While the opening of an oat milk operation may well be good news and even a source of local pride, it won’t remedy the fact that Cumberland County has the lowest per capita income in the state or that it has an unemployment rate that, at roughly 9 percent, outstrips both the state and national average. While it’s likely that a majority of the 40 employees at the new facility will be hired locally and may be decently paid, those jobs won’t extend health care coverage to the 11 percent of county residents who are uninsured.

None of those dynamics are unique to South Jersey: Manufacturing just isn’t what it used to be. A study from the University of California at Berkeley in 2016 found that a third of production workers in the United States have to rely on public assistance programs like the Supplemental Nutrition Assistance Program and the Earned Income Tax Credit, and temporary labor accounts for a growing share of factory work. That’s in large part thanks to decades of attacks on organized labor. Accordingly, Oatly employees won’t benefit from the kind of representation provided by the mighty Glass Bottle Blowers Association.

Oatly, in other words, may be about as good for your health as green factories are for the unemployment rate: There’s some genuine good news backing up all that boosterish P.R. But neither of them, obviously, is some kind of panacea for the dense network of problems affecting the climate, economy, and food production.

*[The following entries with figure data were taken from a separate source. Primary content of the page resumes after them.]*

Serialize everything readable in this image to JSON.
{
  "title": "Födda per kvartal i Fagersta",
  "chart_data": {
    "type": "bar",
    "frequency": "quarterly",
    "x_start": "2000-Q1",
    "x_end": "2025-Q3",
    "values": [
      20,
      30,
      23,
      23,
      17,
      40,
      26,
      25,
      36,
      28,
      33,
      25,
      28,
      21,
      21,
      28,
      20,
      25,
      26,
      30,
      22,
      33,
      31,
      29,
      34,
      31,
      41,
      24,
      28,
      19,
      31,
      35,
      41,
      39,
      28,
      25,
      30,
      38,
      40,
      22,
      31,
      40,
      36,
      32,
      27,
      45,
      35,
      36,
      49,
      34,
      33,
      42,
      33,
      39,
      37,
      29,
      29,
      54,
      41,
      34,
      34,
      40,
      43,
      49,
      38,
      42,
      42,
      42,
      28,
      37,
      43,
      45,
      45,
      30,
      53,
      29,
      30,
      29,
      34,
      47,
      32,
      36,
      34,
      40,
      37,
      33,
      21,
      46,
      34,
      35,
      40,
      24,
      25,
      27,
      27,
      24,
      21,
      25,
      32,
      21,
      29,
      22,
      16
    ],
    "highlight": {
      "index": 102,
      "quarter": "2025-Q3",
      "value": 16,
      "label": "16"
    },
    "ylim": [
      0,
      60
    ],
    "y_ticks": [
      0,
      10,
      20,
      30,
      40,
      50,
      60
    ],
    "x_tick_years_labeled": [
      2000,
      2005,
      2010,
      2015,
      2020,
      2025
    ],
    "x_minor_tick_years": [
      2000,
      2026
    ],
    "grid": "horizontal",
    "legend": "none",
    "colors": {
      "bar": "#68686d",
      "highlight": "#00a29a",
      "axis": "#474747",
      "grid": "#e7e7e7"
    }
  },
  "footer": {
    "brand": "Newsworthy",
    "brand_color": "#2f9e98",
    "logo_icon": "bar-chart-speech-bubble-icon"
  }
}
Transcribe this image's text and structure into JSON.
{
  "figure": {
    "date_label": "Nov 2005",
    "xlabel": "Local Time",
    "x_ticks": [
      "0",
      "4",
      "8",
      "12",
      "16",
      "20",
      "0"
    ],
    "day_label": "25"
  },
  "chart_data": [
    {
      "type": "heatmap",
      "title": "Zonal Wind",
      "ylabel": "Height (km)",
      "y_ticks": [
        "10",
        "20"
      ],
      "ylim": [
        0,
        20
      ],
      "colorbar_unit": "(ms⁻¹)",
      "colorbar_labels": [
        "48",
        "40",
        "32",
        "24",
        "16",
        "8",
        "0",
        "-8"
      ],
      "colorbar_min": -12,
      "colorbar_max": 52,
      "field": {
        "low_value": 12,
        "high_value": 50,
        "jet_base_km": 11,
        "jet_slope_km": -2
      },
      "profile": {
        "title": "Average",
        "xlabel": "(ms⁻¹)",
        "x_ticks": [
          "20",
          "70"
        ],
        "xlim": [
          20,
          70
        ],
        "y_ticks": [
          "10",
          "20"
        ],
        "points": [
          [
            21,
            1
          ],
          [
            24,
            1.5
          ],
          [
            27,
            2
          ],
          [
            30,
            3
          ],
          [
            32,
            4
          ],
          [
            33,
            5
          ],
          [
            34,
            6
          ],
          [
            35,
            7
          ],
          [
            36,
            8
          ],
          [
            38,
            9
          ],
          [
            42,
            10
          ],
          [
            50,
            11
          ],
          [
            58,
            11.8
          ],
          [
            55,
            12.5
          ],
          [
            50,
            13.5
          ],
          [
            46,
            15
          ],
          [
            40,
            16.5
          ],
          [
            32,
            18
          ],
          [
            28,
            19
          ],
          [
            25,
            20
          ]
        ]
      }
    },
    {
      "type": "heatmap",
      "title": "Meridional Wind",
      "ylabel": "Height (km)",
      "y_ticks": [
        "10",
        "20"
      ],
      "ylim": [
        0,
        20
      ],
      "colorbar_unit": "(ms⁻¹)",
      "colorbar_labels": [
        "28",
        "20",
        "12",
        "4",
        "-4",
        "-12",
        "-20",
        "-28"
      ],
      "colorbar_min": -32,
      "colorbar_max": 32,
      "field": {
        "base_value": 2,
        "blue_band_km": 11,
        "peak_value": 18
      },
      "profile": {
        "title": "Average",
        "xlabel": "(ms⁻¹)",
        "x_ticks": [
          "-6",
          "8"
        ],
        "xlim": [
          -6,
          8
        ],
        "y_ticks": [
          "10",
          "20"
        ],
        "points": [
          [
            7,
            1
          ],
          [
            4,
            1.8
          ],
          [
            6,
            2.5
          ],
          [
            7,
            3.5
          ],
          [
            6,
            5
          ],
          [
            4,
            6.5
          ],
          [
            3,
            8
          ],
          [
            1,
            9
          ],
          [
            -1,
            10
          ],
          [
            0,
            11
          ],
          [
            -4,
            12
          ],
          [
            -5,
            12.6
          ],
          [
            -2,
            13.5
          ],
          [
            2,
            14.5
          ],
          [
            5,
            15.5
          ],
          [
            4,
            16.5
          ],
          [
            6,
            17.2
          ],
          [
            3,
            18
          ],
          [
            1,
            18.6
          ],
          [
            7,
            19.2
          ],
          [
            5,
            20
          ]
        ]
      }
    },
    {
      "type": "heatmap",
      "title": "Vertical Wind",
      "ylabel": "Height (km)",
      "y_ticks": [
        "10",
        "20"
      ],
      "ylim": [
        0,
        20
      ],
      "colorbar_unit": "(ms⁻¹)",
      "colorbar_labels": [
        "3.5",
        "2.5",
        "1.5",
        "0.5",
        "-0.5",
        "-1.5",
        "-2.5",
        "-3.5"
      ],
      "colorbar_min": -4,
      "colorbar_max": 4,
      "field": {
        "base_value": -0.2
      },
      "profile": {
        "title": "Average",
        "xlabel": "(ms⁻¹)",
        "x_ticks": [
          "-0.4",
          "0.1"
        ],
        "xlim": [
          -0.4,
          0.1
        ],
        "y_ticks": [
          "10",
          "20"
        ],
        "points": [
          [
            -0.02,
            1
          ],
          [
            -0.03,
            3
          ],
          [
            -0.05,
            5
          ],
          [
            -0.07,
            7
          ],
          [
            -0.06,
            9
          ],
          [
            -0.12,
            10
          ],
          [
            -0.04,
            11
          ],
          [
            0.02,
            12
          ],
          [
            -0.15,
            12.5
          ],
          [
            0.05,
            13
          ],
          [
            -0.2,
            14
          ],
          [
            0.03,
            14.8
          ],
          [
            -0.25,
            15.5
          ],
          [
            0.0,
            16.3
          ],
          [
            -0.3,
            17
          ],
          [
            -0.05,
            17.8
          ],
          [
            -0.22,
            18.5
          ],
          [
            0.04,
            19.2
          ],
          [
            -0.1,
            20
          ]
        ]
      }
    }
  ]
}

Without question, the U.S. needs the state to support the growth of low-carbon sectors. Even the greenest of industries that may establish factories thanks to government support, though, will likely feature fewer people making less money and with less say over how their workplace is run than in the golden age of American manufacturing. To avert the climate crisis, the U.S. should probably be making more solar panels and batteries and (yes) oat milk; ideally more of those factories will be unionized. To make a good society, though, it’ll have to ensure that whether people can put food on the table or get health care doesn’t depend on the companies that produce them. And, crucially, it will have to think beyond manufacturing when it imagines what green jobs might look like.